Gudangberita.co.id, Batam – Kepala Perwakilan Ombudsman RI Provinsi Kepulauan Riau (Kepri), Dr. Lagat Siadari, memberikan catatan keras kepada pihak Kecamatan Batu Ampar agar tidak bersikap pasif terhadap keluhan masyarakat.
Dalam kunjungan kerja yang digelar Jumat (24/4/2026), Ombudsman menegaskan bahwa Kecamatan adalah garda terdepan sekaligus “wajah” pemerintah di mata warga.
Meskipun masalah krisis air bersih dan pengangkutan sampah secara teknis merupakan domain BP Batam dan Dinas Lingkungan Hidup (DLH), Ombudsman meminta Camat dan Lurah tetap proaktif mengawal setiap aduan agar tidak terjadi kegaduhan di tingkat bawah.
Lagat Siadari menyoroti seringnya warga mengadu ke kantor kecamatan saat air mati. Oleh karena itu, ia meminta pihak Kecamatan Batu Ampar untuk terus menagih janji dan kepastian teknis kepada BP Batam.

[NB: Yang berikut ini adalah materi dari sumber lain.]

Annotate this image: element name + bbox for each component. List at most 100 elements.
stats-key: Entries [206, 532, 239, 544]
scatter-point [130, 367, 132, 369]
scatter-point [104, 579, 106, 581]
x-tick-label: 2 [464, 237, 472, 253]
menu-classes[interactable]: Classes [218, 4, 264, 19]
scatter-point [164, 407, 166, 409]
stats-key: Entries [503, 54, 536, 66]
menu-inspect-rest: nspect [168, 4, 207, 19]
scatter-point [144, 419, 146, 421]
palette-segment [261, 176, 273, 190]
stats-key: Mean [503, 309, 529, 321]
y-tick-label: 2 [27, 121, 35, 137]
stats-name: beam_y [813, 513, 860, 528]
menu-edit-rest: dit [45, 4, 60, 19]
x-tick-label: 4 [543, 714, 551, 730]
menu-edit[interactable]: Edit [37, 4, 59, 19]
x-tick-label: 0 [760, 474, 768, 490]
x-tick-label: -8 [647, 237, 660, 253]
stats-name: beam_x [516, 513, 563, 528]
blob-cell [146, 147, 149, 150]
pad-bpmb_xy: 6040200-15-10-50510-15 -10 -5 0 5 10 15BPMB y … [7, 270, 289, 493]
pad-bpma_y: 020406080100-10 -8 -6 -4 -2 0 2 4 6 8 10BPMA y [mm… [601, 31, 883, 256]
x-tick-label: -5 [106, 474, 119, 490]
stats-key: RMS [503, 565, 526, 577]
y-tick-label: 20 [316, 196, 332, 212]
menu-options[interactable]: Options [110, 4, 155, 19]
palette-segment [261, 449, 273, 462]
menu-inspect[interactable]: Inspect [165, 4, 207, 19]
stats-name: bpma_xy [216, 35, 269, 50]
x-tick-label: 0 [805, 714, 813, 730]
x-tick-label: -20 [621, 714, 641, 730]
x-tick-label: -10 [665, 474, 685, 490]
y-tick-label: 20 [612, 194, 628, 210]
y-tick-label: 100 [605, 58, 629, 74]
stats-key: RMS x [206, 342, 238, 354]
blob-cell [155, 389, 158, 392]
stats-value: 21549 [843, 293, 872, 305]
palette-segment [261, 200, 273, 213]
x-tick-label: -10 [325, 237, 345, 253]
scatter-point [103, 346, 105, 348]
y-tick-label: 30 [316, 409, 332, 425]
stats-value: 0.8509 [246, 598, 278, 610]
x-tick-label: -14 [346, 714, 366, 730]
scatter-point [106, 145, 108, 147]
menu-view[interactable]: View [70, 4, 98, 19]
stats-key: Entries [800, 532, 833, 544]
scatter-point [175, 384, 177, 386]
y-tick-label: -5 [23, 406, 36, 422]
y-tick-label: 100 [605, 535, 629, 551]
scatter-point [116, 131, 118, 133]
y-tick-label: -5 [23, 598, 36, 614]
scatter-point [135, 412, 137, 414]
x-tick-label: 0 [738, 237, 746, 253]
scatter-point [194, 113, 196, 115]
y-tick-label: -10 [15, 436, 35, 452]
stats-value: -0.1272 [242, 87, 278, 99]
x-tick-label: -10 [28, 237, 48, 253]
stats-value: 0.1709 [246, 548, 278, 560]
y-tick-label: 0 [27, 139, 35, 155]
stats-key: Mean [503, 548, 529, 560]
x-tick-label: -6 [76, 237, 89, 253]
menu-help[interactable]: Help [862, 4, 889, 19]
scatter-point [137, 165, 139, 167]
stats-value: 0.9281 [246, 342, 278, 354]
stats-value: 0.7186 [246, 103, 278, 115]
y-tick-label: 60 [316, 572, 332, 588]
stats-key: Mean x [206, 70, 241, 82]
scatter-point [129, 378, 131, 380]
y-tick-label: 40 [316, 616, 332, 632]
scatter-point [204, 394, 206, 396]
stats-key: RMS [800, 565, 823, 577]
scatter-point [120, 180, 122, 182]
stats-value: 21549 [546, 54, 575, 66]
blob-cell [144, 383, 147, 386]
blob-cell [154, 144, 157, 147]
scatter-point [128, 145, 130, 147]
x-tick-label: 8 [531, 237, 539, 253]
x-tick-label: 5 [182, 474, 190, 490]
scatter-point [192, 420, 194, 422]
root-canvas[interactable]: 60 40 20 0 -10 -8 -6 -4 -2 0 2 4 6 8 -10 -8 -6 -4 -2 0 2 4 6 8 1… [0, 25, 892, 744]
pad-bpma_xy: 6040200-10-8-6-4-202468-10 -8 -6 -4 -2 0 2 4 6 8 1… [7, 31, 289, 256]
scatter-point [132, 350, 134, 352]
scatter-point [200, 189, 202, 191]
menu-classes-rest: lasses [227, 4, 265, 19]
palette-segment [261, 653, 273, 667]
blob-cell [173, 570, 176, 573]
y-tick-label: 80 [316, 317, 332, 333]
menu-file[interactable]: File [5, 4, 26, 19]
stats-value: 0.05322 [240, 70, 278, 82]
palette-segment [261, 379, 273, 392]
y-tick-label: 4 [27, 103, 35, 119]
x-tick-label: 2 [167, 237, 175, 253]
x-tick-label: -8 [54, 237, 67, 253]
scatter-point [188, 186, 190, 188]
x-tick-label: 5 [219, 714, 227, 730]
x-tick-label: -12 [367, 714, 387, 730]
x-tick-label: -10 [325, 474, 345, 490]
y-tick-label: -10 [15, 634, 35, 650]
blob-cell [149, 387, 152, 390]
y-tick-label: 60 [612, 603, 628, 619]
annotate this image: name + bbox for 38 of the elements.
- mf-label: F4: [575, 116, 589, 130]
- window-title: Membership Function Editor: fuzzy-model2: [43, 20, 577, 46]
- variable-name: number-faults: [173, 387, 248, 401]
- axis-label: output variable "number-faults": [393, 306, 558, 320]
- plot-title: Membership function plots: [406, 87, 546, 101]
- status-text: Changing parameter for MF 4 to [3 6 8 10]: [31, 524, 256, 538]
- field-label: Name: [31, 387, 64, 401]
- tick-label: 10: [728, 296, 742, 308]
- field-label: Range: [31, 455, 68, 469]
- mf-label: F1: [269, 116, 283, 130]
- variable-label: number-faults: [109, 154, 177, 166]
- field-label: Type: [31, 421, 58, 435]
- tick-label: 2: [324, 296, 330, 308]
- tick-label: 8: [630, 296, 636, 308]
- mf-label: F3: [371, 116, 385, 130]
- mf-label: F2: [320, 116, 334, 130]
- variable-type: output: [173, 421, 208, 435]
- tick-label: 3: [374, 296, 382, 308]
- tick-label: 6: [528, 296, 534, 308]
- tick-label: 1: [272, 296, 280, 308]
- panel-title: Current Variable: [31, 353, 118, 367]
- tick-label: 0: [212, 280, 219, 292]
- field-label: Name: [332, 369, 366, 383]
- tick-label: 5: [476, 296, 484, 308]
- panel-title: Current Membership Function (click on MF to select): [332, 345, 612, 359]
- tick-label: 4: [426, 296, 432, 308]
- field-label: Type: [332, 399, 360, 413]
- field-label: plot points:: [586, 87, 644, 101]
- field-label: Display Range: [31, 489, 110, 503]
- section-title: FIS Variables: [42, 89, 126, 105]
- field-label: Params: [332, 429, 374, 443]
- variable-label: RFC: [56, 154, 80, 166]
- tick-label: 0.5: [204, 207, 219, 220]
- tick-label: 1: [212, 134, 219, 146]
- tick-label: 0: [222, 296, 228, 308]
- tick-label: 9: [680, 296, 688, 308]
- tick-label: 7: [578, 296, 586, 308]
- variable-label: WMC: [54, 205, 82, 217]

“Pihak Kecamatan harus aktif menagih kepastian terkait proyek pipa baru. Pastikan informasi yang sampai ke masyarakat akurat. Kita kawal bersama agar pembangunan pipa ini selesai tepat waktu pada Agustus 2026,” tegas Lagat.
Masalah sampah di Batu Ampar yang sempat viral—termasuk insiden armada sampah terguling karena kondisi tidak layak—juga menjadi perhatian serius. Ombudsman meminta Kecamatan tidak bosan mendesak peremajaan alat angkut kepada dinas terkait.